Enlarge (credit: Samuel Axon)
A new report from Bloomberg's Mark Gurman suggests that Apple is serious about combining apps across the iOS and macOS App Stores. The iPhone maker is reportedly planning on expanding Project Marzipan, a multistep initiative that will allow developers to create an app only once and have it work across iPhone, iPad, and Mac devices. Apple may reveal the first steps of this program as early as June 2019 at its annual Worldwide Developers Conference.
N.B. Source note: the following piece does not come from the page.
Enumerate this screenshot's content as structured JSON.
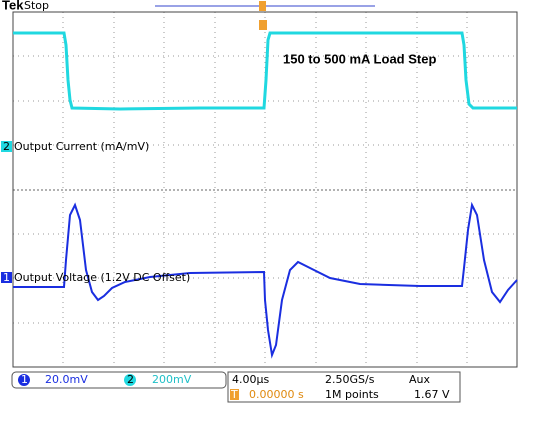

We first heard about Marzipan back in 2017, but this is the first hint of Apple's tentative schedule for its rollout and application. The company may debut an SDK later this year that will allow developers to port iPad apps to Mac computers. While they will still have to submit two separate apps to the iOS App Store and the Mac App Store, the SDK reportedly makes it so developers only have to write the underlying code once.
By next year, Apple plans to expand the SDK to include iPhone apps, meaning developers could port iPhone apps to Macs in the same way. By 2021, developers may be able to merge iPhone, iPad, and Mac apps, creating one application that works across all of those Apple devices (what the report calls a "single binary"). At this stage, developers will not have to submit multiple versions of apps to different app stores—and Apple may be able to merge its separate stores into one, all-encompassing app store.